Investors and developers are rushing in to capitalize on the redevelopment of Downtown Los Angeles. Gateway cities like Los Angeles have always benefited from foreign investment. In this cycle, the influx of foreign capital is not only continuing the momentum of Downtown LA’s revitalization, it is also redefining its skyline.
Distinct East Asian Design in DTLA
South Korea’s Hanjin Group (which also owns Korean Air) has started construction on the Wilshire Grand Tower in LA’s financial district. The $1billion development will be mixed-use, containing a 73-story hotel and office buildings with 5 stories of underground parking. Upon completion in 2017, the development will be more than a 1000ft tall, overtaking the US Bank Tower for the title of tallest building West of Mississippi.
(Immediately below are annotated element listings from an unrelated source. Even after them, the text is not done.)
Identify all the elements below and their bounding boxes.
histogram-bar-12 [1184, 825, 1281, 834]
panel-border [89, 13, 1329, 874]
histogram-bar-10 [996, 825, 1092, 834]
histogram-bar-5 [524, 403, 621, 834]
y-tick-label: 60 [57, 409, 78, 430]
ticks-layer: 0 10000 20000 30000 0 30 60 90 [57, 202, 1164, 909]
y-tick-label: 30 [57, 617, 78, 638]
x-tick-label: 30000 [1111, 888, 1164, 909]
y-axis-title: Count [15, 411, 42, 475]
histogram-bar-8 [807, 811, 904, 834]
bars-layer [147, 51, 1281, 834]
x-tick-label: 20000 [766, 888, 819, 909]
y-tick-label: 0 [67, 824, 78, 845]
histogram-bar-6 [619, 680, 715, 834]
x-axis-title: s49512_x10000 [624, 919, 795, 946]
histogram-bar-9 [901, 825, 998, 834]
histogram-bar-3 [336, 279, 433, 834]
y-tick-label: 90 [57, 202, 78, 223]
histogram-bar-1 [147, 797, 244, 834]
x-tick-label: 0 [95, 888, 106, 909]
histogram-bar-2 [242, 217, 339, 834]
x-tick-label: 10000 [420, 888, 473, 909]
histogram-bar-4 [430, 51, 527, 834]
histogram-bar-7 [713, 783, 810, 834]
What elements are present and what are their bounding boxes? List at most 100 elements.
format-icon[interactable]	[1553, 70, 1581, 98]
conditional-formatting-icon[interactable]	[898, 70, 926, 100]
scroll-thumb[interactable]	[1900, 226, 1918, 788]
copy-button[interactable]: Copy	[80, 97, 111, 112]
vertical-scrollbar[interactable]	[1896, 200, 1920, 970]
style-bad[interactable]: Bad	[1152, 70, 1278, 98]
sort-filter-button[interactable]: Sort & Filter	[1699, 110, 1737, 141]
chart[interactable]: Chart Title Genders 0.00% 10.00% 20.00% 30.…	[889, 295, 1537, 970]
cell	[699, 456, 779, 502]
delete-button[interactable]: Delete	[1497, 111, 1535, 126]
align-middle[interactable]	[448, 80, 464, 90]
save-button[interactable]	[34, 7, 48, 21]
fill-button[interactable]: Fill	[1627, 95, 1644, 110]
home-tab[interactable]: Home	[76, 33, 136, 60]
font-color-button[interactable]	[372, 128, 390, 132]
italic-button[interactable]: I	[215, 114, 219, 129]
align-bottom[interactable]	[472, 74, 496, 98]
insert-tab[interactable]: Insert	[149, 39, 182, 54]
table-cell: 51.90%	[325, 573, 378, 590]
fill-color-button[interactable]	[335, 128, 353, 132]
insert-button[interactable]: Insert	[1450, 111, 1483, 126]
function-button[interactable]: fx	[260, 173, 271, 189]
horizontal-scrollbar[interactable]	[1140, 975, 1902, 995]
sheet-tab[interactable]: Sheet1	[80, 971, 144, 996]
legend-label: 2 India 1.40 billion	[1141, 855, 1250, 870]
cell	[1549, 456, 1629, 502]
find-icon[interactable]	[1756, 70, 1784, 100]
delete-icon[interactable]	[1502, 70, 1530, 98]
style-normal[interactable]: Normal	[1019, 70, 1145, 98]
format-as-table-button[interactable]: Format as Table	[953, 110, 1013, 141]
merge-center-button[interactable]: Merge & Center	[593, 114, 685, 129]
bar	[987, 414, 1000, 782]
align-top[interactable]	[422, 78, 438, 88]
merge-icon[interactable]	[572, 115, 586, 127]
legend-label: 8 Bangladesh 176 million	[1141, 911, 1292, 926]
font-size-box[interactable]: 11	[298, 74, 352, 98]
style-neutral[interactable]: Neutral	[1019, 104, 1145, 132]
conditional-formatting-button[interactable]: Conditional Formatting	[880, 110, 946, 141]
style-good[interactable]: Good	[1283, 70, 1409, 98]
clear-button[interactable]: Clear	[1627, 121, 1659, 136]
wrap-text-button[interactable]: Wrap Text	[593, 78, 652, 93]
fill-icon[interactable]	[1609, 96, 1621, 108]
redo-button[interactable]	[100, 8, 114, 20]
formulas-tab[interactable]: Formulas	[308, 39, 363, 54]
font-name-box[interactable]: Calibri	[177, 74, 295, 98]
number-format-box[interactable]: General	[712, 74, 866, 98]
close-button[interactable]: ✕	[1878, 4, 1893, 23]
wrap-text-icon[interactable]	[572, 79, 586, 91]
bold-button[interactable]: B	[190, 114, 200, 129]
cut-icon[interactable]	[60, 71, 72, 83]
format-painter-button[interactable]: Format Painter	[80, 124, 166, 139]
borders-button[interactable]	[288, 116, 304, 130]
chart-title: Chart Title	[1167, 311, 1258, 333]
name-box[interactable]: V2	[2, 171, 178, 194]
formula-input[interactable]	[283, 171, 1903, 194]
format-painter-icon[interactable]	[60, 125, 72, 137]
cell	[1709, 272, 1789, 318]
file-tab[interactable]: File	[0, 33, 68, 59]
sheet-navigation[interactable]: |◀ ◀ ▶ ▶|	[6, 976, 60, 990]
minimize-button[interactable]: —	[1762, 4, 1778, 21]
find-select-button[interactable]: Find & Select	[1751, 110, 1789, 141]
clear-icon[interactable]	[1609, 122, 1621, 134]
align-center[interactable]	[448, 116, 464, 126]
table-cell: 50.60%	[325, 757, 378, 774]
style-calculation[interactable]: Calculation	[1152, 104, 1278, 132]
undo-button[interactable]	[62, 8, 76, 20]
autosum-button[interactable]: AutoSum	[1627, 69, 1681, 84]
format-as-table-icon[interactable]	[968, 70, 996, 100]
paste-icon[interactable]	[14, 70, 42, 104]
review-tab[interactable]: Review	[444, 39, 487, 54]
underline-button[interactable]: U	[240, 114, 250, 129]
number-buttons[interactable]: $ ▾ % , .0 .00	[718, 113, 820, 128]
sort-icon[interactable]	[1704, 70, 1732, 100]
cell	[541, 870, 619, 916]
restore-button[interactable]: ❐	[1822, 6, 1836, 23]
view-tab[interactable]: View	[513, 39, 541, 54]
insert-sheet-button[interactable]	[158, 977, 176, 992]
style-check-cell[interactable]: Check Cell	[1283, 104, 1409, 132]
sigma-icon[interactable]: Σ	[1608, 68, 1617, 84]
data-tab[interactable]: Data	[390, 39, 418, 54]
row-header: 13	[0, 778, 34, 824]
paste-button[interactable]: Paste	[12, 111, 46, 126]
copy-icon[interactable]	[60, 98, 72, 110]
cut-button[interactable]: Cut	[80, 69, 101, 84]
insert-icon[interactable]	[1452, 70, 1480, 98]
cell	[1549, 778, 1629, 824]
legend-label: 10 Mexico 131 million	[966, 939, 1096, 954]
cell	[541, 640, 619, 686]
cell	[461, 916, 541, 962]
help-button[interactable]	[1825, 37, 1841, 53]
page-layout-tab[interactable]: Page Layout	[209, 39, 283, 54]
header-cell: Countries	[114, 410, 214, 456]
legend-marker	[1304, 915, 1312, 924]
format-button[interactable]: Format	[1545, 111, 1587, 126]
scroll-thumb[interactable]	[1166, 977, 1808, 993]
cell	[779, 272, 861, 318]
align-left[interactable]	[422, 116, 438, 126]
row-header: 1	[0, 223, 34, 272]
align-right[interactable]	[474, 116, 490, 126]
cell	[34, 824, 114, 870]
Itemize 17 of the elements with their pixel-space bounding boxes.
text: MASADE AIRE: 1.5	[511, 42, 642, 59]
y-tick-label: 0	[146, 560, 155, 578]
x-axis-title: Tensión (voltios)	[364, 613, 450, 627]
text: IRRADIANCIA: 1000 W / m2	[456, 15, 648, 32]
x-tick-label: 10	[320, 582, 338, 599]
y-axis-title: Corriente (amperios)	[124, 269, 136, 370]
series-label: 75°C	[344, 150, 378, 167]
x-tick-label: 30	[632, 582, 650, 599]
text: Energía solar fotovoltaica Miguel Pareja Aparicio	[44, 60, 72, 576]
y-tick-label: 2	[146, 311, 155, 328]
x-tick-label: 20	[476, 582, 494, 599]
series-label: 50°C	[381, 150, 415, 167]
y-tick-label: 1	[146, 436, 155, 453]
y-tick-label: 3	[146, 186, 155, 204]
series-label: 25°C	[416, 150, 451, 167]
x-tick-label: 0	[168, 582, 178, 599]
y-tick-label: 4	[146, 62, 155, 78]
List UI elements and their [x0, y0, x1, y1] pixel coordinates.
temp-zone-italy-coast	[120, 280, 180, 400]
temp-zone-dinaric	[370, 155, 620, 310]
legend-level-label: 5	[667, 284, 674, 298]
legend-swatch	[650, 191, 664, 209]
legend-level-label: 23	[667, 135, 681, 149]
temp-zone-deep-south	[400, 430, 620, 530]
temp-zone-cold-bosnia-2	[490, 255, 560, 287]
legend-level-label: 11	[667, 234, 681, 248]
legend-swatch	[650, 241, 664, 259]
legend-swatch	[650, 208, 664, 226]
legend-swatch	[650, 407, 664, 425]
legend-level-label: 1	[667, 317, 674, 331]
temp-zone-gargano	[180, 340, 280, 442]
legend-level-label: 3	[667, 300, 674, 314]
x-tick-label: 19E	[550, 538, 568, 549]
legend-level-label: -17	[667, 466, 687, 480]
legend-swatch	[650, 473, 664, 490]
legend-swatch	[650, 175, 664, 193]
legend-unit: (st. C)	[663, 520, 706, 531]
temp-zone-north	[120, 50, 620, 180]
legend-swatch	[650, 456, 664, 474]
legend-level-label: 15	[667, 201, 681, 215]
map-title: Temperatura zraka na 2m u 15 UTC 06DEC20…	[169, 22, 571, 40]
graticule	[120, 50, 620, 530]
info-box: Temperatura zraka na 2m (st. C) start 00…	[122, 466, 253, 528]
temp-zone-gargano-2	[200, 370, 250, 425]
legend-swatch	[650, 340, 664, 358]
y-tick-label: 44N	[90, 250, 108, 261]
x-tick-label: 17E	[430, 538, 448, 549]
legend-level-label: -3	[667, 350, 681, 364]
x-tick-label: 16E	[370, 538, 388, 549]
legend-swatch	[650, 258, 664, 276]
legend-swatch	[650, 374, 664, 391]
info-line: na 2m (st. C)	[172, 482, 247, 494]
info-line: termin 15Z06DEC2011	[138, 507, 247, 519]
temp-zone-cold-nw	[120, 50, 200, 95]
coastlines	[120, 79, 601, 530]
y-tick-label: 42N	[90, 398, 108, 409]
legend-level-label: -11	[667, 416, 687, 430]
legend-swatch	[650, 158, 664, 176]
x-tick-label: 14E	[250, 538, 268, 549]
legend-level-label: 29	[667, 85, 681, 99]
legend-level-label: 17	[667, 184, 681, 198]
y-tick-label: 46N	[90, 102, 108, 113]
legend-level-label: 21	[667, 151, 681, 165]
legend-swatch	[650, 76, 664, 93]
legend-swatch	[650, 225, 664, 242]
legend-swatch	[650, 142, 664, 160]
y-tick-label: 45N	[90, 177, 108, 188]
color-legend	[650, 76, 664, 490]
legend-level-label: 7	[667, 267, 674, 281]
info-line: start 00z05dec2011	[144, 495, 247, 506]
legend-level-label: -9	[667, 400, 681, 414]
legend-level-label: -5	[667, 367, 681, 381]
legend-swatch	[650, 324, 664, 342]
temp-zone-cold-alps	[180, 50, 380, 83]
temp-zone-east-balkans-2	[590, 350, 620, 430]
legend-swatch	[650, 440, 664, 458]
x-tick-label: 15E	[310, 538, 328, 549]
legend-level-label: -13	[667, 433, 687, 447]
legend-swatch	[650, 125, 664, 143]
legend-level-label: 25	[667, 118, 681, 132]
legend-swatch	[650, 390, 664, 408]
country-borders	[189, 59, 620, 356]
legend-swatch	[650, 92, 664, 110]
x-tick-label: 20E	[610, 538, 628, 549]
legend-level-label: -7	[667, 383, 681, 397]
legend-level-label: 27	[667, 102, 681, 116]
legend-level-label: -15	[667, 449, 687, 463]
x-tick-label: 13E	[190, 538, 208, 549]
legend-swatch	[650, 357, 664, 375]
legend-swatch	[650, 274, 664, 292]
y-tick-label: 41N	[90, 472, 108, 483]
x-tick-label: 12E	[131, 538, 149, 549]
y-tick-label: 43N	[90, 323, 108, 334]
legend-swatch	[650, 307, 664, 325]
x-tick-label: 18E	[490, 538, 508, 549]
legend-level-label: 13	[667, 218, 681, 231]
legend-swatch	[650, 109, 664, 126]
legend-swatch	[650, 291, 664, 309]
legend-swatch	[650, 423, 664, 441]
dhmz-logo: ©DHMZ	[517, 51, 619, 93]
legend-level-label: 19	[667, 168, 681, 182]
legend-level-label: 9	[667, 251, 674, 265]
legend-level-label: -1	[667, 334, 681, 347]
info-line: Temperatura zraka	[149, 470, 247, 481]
This super skyscraper’s LED-lit, sail-shaped design will stand out among the otherwise flat-roofed buildings of DTLA. (The Wilshire Grand Tower was granted exception to the City’s fire ordinance requiring a rooftop helipad thanks to its high-tech building design and safety technologies that “exceed the city’s fire code”.)
Tall buildings are challenging in seismically-active California, and the Wilshire Grand Tower is an impressive feat from a structural engineering perspective. The building is founded on the largest concrete pour in the history of man (at 21,200 cubic yards it’s in the Guinness book of records.) The structural engineering firms that worked on this project—California-based Brandow & Johnson, Inc. and Thornton Tomasetti (the company behind Malaysia’s Petronas towers and the NY Times building)—addressed seismic safety by designing the lateral loands to be borne by the reinforced concrete elevator column.